Le Centre culturel de Notre-Dame-de-Stanbridge veut sauver l’église
PATRIMOINE. La cession de l’église, du presbytère et du garage attenant au Centre culturel de Notre-Dame-de-Stanbridge : voilà l’objet d’une pétition lancée il y a deux mois par les administrateurs de l’organisme. Leur objectif est de montrer à l’évêque du Diocèse de Saint-Hyacinthe qu’il faut agir pour préserver le lieu patrimonial.
Leur demande est de céder le bâtiment au Centre culturel de Notre-Dame-de-Stanbridge pour trois raisons : restaurer et mettre en valeur des œuvres de M. Meloche, véritable trésor artistique et historique, maintenir des activités religieuses pour respecter la vocation spirituelle, puis organiser des activités culturelles et communautaires, favorisant le dynamisme et la transmission du patrimoine.
Devant la peur que l’église, inaugurée en 1878, soit abandonnée ou transformée, l’organisme croit qu’une gestion locale pourrait être la meilleure solution pour préserver le patrimoine et s’ouvrir à la communauté.
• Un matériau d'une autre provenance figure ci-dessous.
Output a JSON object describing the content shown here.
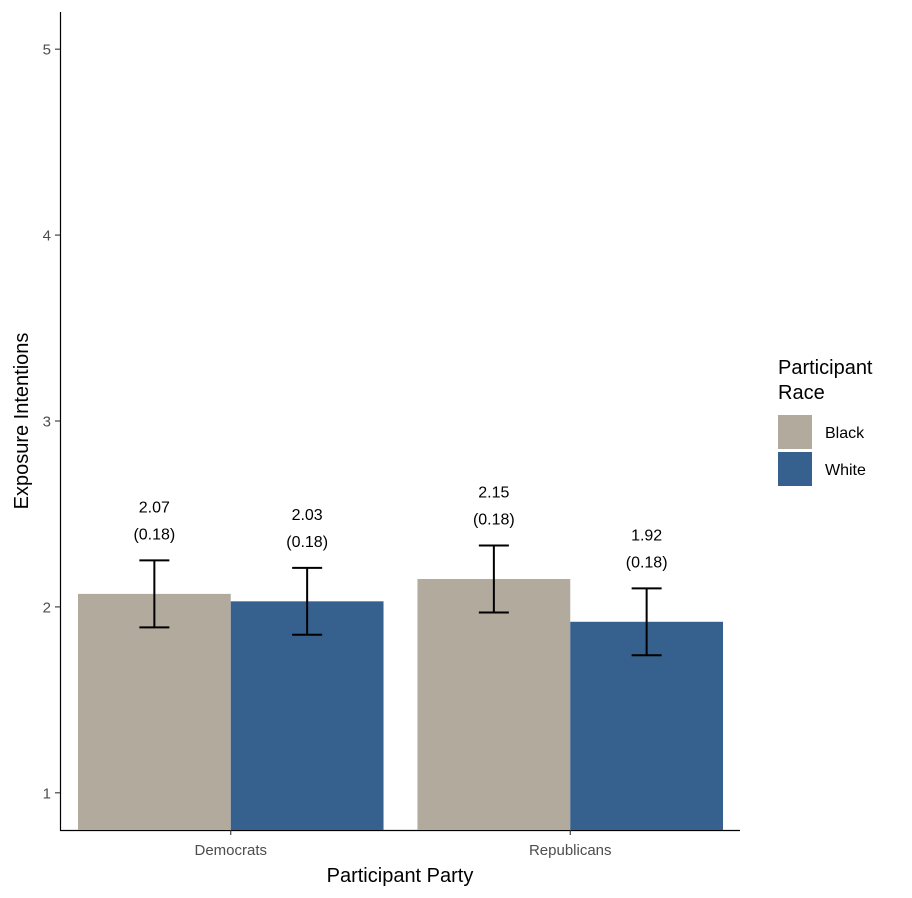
{
  "chart_data": {
    "type": "bar",
    "xlabel": "Participant Party",
    "ylabel": "Exposure Intentions",
    "categories": [
      "Democrats",
      "Republicans"
    ],
    "ylim": [
      0.8,
      5.2
    ],
    "yticks": [
      1,
      2,
      3,
      4,
      5
    ],
    "grid": false,
    "legend": {
      "title_lines": [
        "Participant",
        "Race"
      ],
      "placement": "right"
    },
    "series": [
      {
        "name": "Black",
        "color": "#b1aa9d",
        "values": [
          2.07,
          2.15
        ],
        "se": [
          0.18,
          0.18
        ],
        "value_labels": [
          "2.07",
          "2.15"
        ],
        "se_labels": [
          "(0.18)",
          "(0.18)"
        ]
      },
      {
        "name": "White",
        "color": "#36608d",
        "values": [
          2.03,
          1.92
        ],
        "se": [
          0.18,
          0.18
        ],
        "value_labels": [
          "2.03",
          "1.92"
        ],
        "se_labels": [
          "(0.18)",
          "(0.18)"
        ]
      }
    ]
  }
}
Ainsi, il a lancé une pétition pour alarmer le gestionnaire actuel, l’évêque du Diocèse de Saint-Hyacinthe, Mgr Christian Rodembourg. En date du 4 août, ce sont 627 signatures qui ont été recueillies en ligne. À titre comparatif, la population de Notre-Dame-de-Stanbridge était de 691 habitants lors du dernier recensement, en 2021.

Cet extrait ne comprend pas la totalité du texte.